Anyway, in case you’re curious, this is the tribute Zappa wrote to the Coneheads, which originally appeared on his 1981 album You Are What You Is. It has a unique musical interlude for the matrimonial “ring toss” ceremony from the SNL sketches, and references the unusual way Beldar consumes beer (and the Coneheads’ home planet of Remulak).

That’s the only time I can think of where Zappa sincerely praised something by name from TV. He called out the Jerry Lewis Telethon on “Billy The Mountain”, but that was mocking (like the endless Jimmy Swaggart references on Best Band You Never Heard In Your Life). Frank Zappa was many things; a couch potato was not one of them.

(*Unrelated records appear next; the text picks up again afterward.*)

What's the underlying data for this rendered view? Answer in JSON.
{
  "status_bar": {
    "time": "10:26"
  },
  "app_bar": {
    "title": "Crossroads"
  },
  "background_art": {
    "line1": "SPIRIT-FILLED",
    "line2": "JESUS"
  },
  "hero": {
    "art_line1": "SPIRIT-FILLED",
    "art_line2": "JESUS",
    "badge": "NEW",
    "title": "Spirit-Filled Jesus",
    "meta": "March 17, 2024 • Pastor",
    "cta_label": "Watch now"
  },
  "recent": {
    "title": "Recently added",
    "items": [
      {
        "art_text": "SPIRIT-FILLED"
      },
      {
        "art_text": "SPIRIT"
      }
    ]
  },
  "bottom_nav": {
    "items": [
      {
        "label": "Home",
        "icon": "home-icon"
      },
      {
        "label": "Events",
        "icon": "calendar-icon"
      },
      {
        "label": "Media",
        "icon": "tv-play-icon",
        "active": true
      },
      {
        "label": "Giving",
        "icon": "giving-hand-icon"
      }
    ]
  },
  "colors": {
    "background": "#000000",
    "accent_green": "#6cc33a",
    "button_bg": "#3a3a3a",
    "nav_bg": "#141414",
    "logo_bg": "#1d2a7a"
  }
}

The original version of “Tainted Love”, by LA soul singer Gloria Jones, packs a mean wallop. I described it as “tenser” in my comic strip, and seriously, it sounds like Jones just kicked in your door with her go-go boots, and she’s belting out the words an inch from your face. She had a kid with Marc Bolan from T-Rex. She ain’t fucking around.

English duo Soft Cell, whose name I always forget is a pun, deconstructed the Ed Cobb song and caught new-wave lightning in a bottle. The tone is much smoother, while still retaining the accusatory gut-punch of the lyrics. As good as Gloria Jones’s version is, I think Soft Cell really captured the lonely, resentful brilliance at the core of “Tainted Love”. The denouement that “Where Did Our Love Go?” provides is just the icing on the cake.

Seriously, where do you go from here? Nowhere but down.